We don’t know if the environmental damage result resulting from the blowout on the BP Transocean Deepwater Horizon drilling rig off the coast of Louisiana will be as bad as experts predict. But even if it isn’t, the cost of, demand for and supply of key seafood species could change dramatically for full-service restaurant operators. Get ready.
Here’s the latest statement, as of this e-newsletter’s press time, from the National Oceanic and Atmospheric Administration, the arm of the U.S. Department of Commerce that has jurisdiction over the affected area:
“NOAA is restricting fishing for a minimum of ten days in federal waters most affected by the BP oil spill, largely between Louisiana state waters at the mouth of the Mississippi to waters off Florida’s Pensacola Bay.

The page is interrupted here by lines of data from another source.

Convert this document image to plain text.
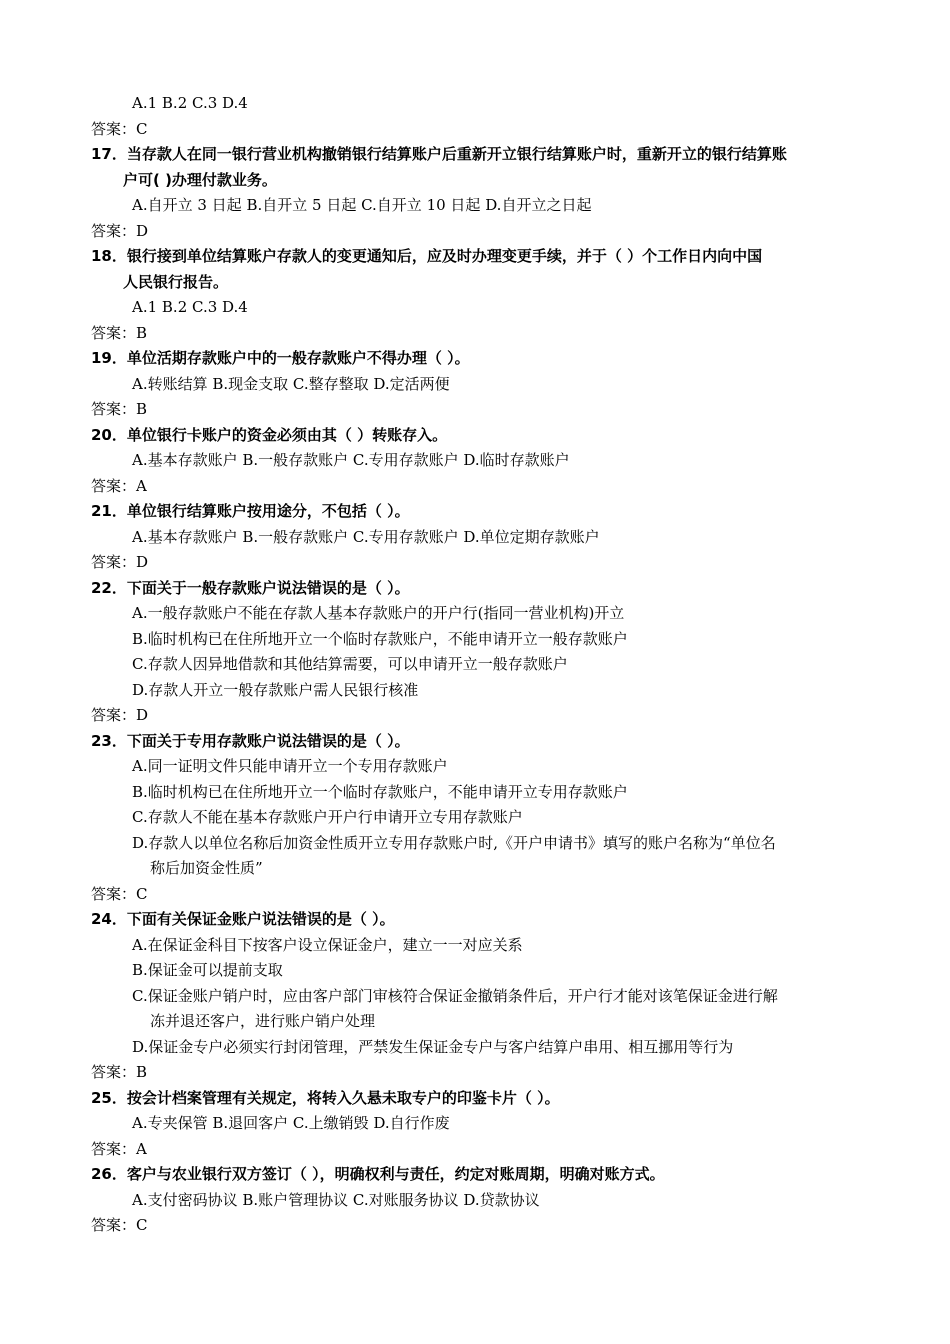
A.1 B.2 C.3 D.4
答案：C
17．当存款人在同一银行营业机构撤销银行结算账户后重新开立银行结算账户时，重新开立的银行结算账
户可( )办理付款业务。
A.自开立 3 日起 B.自开立 5 日起 C.自开立 10 日起 D.自开立之日起
答案：D
18．银行接到单位结算账户存款人的变更通知后，应及时办理变更手续，并于（ ）个工作日内向中国
人民银行报告。
A.1 B.2 C.3 D.4
答案：B
19．单位活期存款账户中的一般存款账户不得办理（ ）。
A.转账结算 B.现金支取 C.整存整取 D.定活两便
答案：B
20．单位银行卡账户的资金必须由其（ ）转账存入。
A.基本存款账户 B.一般存款账户 C.专用存款账户 D.临时存款账户
答案：A
21．单位银行结算账户按用途分，不包括（ ）。
A.基本存款账户 B.一般存款账户 C.专用存款账户 D.单位定期存款账户
答案：D
22．下面关于一般存款账户说法错误的是（ ）。
A.一般存款账户不能在存款人基本存款账户的开户行(指同一营业机构)开立
B.临时机构已在住所地开立一个临时存款账户，不能申请开立一般存款账户
C.存款人因异地借款和其他结算需要，可以申请开立一般存款账户
D.存款人开立一般存款账户需人民银行核准
答案：D
23．下面关于专用存款账户说法错误的是（ ）。
A.同一证明文件只能申请开立一个专用存款账户
B.临时机构已在住所地开立一个临时存款账户，不能申请开立专用存款账户
C.存款人不能在基本存款账户开户行申请开立专用存款账户
D.存款人以单位名称后加资金性质开立专用存款账户时,《开户申请书》填写的账户名称为“单位名
称后加资金性质”
答案：C
24．下面有关保证金账户说法错误的是（ ）。
A.在保证金科目下按客户设立保证金户，建立一一对应关系
B.保证金可以提前支取
C.保证金账户销户时，应由客户部门审核符合保证金撤销条件后，开户行才能对该笔保证金进行解
冻并退还客户，进行账户销户处理
D.保证金专户必须实行封闭管理，严禁发生保证金专户与客户结算户串用、相互挪用等行为
答案：B
25．按会计档案管理有关规定，将转入久悬未取专户的印鉴卡片（ ）。
A.专夹保管 B.退回客户 C.上缴销毁 D.自行作废
答案：A
26．客户与农业银行双方签订（ ），明确权利与责任，约定对账周期，明确对账方式。
A.支付密码协议 B.账户管理协议 C.对账服务协议 D.贷款协议
答案：C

“NOAA scientists are on the ground in the area of the oil spill taking water and seafood samples in an effort to ensure the safety of the seafood and fishing activities. There should be no health risk in seafood currently in the marketplace.”
It’s a strong, proactive move. But you may be wondering: When you call in your next order for oysters or shrimp, will your distributor have them, how much should you buy and will the price have gone through the roof?

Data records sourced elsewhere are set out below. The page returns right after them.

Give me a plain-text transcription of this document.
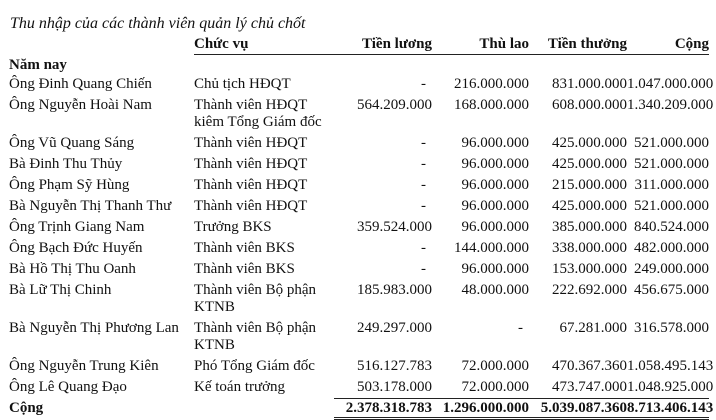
Thu nhập của các thành viên quản lý chủ chốt
	Chức vụ	Tiền lương	Thù lao	Tiền thưởng	Cộng
Năm nay					
Ông Đinh Quang Chiến	Chủ tịch HĐQT	-	216.000.000	831.000.000	1.047.000.000
Ông Nguyễn Hoài Nam	Thành viên HĐQT
kiêm Tổng Giám đốc	564.209.000	168.000.000	608.000.000	1.340.209.000
Ông Vũ Quang Sáng	Thành viên HĐQT	-	96.000.000	425.000.000	521.000.000
Bà Đinh Thu Thủy	Thành viên HĐQT	-	96.000.000	425.000.000	521.000.000
Ông Phạm Sỹ Hùng	Thành viên HĐQT	-	96.000.000	215.000.000	311.000.000
Bà Nguyễn Thị Thanh Thư	Thành viên HĐQT	-	96.000.000	425.000.000	521.000.000
Ông Trịnh Giang Nam	Trưởng BKS	359.524.000	96.000.000	385.000.000	840.524.000
Ông Bạch Đức Huyến	Thành viên BKS	-	144.000.000	338.000.000	482.000.000
Bà Hồ Thị Thu Oanh	Thành viên BKS	-	96.000.000	153.000.000	249.000.000
Bà Lữ Thị Chinh	Thành viên Bộ phận
KTNB	185.983.000	48.000.000	222.692.000	456.675.000
Bà Nguyễn Thị Phương Lan	Thành viên Bộ phận
KTNB	249.297.000	-	67.281.000	316.578.000
Ông Nguyễn Trung Kiên	Phó Tổng Giám đốc	516.127.783	72.000.000	470.367.360	1.058.495.143
Ông Lê Quang Đạo	Kế toán trưởng	503.178.000	72.000.000	473.747.000	1.048.925.000
Cộng		2.378.318.783	1.296.000.000	5.039.087.360	8.713.406.143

Here’s what the Louisiana Seafood Promotion and Marketing Board wants you to know about the supply situation:
“The nation should remember that this closure only pertains to the impacted area of the Gulf of Mexico, not the entire Gulf. The Louisiana state waters west of the Mississippi River are still open and the seafood being harvested from those areas is safe. The state waters that remain open and unaffected by the spill account for 77 percent of the state’s total seafood production, which has an economic impact of $2.4 billion to our state.”

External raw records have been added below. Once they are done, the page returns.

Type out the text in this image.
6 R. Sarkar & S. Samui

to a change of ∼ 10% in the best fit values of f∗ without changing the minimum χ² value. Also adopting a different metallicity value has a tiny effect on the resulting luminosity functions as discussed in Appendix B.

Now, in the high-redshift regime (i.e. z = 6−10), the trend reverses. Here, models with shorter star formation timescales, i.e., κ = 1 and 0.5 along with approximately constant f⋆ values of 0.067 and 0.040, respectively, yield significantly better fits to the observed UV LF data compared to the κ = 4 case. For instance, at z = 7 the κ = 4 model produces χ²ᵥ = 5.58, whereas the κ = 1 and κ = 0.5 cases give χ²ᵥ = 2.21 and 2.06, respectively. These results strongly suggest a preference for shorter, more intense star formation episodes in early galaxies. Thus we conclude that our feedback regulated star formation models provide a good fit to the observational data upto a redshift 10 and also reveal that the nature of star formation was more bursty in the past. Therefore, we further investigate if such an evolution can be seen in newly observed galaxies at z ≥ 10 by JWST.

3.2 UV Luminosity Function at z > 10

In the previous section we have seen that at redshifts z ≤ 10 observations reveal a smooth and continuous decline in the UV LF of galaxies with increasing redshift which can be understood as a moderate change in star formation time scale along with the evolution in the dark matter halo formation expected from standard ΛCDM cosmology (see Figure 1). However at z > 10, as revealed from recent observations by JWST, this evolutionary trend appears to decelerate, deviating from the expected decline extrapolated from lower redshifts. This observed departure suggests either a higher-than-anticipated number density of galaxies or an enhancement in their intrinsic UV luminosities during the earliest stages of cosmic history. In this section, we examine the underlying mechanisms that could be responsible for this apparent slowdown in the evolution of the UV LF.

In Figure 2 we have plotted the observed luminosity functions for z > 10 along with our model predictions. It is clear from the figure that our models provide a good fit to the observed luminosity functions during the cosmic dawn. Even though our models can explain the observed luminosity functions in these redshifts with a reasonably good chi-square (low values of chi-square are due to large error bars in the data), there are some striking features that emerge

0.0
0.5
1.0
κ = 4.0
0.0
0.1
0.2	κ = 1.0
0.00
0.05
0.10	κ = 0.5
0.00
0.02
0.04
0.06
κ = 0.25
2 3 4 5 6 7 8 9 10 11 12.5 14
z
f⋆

In a statement to its members the Louisiana Restaurant Association said not to panic. “Fishermen and suppliers are confident that there will not be an interruption in the state or nation’s ability to get quality Louisiana seafood.”
Translation: they’ve got enough to sell, so supplies should be adequate. For now. But what about seafood demand?
History tells us that when questions arise about a certain food’s safety, demand falls, even after the problem has been identified and health officials have isolated the cause. In this instance, because of the saturation coverage given to images of spewing undersea oil and vast oil slicks on the surface of the Gulf bearing down on the Louisiana coastline, we’re thinking that shrimp and especially oyster consumption is going to take a hit, even though the seafood reaching the market does not come from the affected area.
The biggest unknown is the cost of affected species like shrimp and oysters. Demand might soften due to health and safety concerns, but restaurant operators and others whose business depends on a steady supply might drive it temporarily higher as they stock up. “People are buying seafood and putting in their freezers,” Merlin Schaefer, a seafood retailer from Bucktown, LA, told the New Orleans Times-Picayune. “I’m doing it myself. Nobody knows what this thing is going to do.”
The bottom line is that there is plenty of uncertainty about how much damage the BP oil spill will do to the coastal ecosystem. All we know at the moment is that there’s a 10-day ban on fishing in the affected area, and that front edge of the oil slick has yet to reach the Gulf Coast. This uncertainty is likely to continue until BP figures out how to stop the flow of oil, an underwater engineering challenge that it almost beyond comprehension. The company, which carried no insurance on this production platform, is spending an estimated $6 million a day trying to solve the problem.
In the meantime, many fishermen fear they will lose their livelihood because there will no longer be any shrimp or oysters left to harvest. Here’s what Buras, LA, seafood dealer Rocky Dictharo told the Associated Press: “When you kill the food chain, nothing’s going to come back to this area.”
For now, full-service operators are riding the wave of uncertainty along with everyone else. But if you menu seafood that comes from the Gulf, you’d better prepare your servers to answer questions about exactly where it came from. Customers are going to want to know.